Star Trek Beyond

Though riddled with problems, Star Trek Beyond nevertheless stands as a very mild improvement over its immediate predecessor, 2013’s Star Trek Into Darkness – as the movie tells a relatively interesting (and wholly original) story that feels as though it could’ve emerged from the original series. The film follows the Enterprise crew as they answer a distress call and are almost immediately attacked by a vicious race of aliens, with the remainder of the proceedings revolving around the heroes’ subsequent efforts at recovering from that deadly incursion and, eventually, fighting back.
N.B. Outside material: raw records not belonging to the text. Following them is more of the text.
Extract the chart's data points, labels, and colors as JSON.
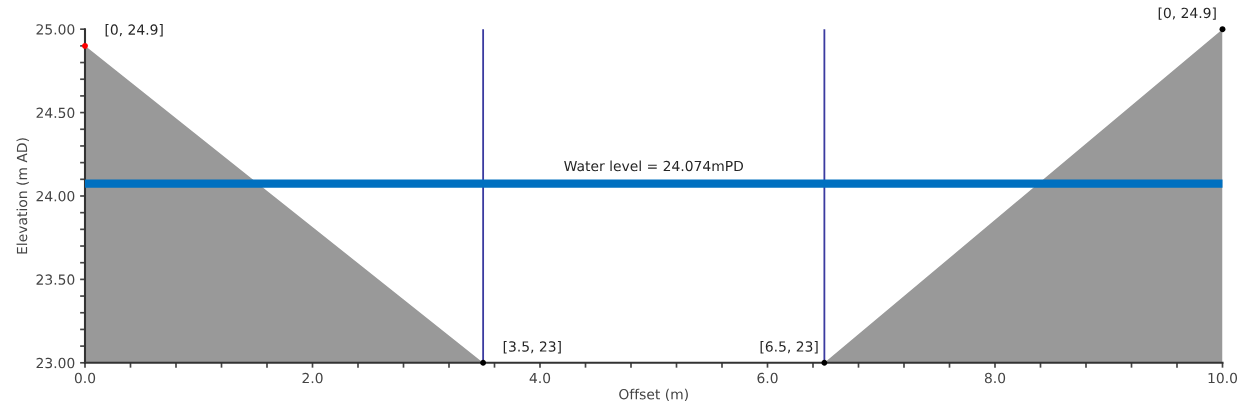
{
  "chart_data": {
    "type": "area",
    "xlabel": "Offset (m)",
    "ylabel": "Elevation (m AD)",
    "series": [
      {
        "color": "#999999",
        "x": [
          0,
          3.5,
          6.5,
          10
        ],
        "values": [
          24.9,
          23,
          23,
          25
        ]
      },
      {
        "type": "scatter",
        "marker": "circle",
        "colors": [
          "#ff0000",
          "#000000",
          "#000000",
          "#000000"
        ],
        "x": [
          0,
          3.5,
          6.5,
          10
        ],
        "values": [
          24.9,
          23,
          23,
          25
        ]
      }
    ],
    "ref_lines": [
      {
        "axis": "x",
        "value": 3.5,
        "color": "#3b3ba0"
      },
      {
        "axis": "x",
        "value": 6.5,
        "color": "#3b3ba0"
      },
      {
        "axis": "y",
        "value": 24.074,
        "label": "Water level = 24.074mPD",
        "color": "#0070c0"
      }
    ],
    "annotations": [
      {
        "text": "[0, 24.9]",
        "x": 0,
        "y": 24.9
      },
      {
        "text": "[3.5, 23]",
        "x": 3.5,
        "y": 23
      },
      {
        "text": "[6.5, 23]",
        "x": 6.5,
        "y": 23
      },
      {
        "text": "[0, 24.9]",
        "x": 10,
        "y": 25
      }
    ],
    "xlim": [
      0,
      10
    ],
    "ylim": [
      23,
      25
    ],
    "xticks": [
      {
        "value": 0,
        "label": "0.0"
      },
      {
        "value": 0.4,
        "label": null
      },
      {
        "value": 0.8,
        "label": null
      },
      {
        "value": 1.2,
        "label": null
      },
      {
        "value": 1.6,
        "label": null
      },
      {
        "value": 2,
        "label": "2.0"
      },
      {
        "value": 2.4,
        "label": null
      },
      {
        "value": 2.8,
        "label": null
      },
      {
        "value": 3.2,
        "label": null
      },
      {
        "value": 3.6,
        "label": null
      },
      {
        "value": 4,
        "label": "4.0"
      },
      {
        "value": 4.4,
        "label": null
      },
      {
        "value": 4.8,
        "label": null
      },
      {
        "value": 5.2,
        "label": null
      },
      {
        "value": 5.6,
        "label": null
      },
      {
        "value": 6,
        "label": "6.0"
      },
      {
        "value": 6.4,
        "label": null
      },
      {
        "value": 6.8,
        "label": null
      },
      {
        "value": 7.2,
        "label": null
      },
      {
        "value": 7.6,
        "label": null
      },
      {
        "value": 8,
        "label": "8.0"
      },
      {
        "value": 8.4,
        "label": null
      },
      {
        "value": 8.8,
        "label": null
      },
      {
        "value": 9.2,
        "label": null
      },
      {
        "value": 9.6,
        "label": null
      },
      {
        "value": 10,
        "label": "10.0"
      }
    ],
    "yticks": [
      {
        "value": 23,
        "label": "23.00"
      },
      {
        "value": 23.1,
        "label": null
      },
      {
        "value": 23.2,
        "label": null
      },
      {
        "value": 23.3,
        "label": null
      },
      {
        "value": 23.4,
        "label": null
      },
      {
        "value": 23.5,
        "label": "23.50"
      },
      {
        "value": 23.6,
        "label": null
      },
      {
        "value": 23.7,
        "label": null
      },
      {
        "value": 23.8,
        "label": null
      },
      {
        "value": 23.9,
        "label": null
      },
      {
        "value": 24,
        "label": "24.00"
      },
      {
        "value": 24.1,
        "label": null
      },
      {
        "value": 24.2,
        "label": null
      },
      {
        "value": 24.3,
        "label": null
      },
      {
        "value": 24.4,
        "label": null
      },
      {
        "value": 24.5,
        "label": "24.50"
      },
      {
        "value": 24.6,
        "label": null
      },
      {
        "value": 24.7,
        "label": null
      },
      {
        "value": 24.8,
        "label": null
      },
      {
        "value": 24.9,
        "label": null
      },
      {
        "value": 25,
        "label": "25.00"
      }
    ],
    "grid": false,
    "legend": false
  }
}
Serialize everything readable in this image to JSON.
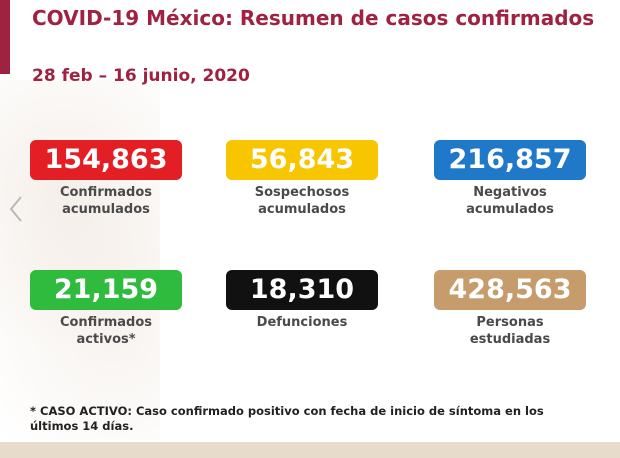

Before it gets to its typically action-packed narrative, however, Star Trek Beyond kicks off with a low-key and unexpectedly engrossing stretch detailing the crew’s activities since Into Darkness. The initial emphasis on character development over spectacle is refreshing, to be sure, although it’s inevitably not long before director Justin Lin bombards the viewer with the first of many action sequences. (It doesn’t help, certainly, that Lin and cinematographer Stephen F. Windon have infused the picture with muddy and needlessly dim visuals that render such moments all but indecipherable.) And while the movie does flounder in the aftermath of that big first-act set-piece, Star Trek Beyond eventually recovers and settles to become a fairly engaging Trek tale that benefits from solid chemistry between the lead actors. (The growing bond between Zachary Quinto’s Spock and Karl Urban’s Bones, for example, is impossible to resist.) It’s just a shame, then, that the film’s villain, Idris Elba’s Krall, fares so poorly, as the character comes off as a garden-variety psycho whose motives are murky (at best!) – which ultimately ensures that the climactic battle doesn’t quite pack the punch that Lin has surely intended. There is, in the end, little doubt that Star Trek Beyond‘s success is due mostly to the effectiveness of the cast, and it’s impossible not to wish that future installments would dial down the special-effects excess and focus instead on the justifiably iconic protagonists.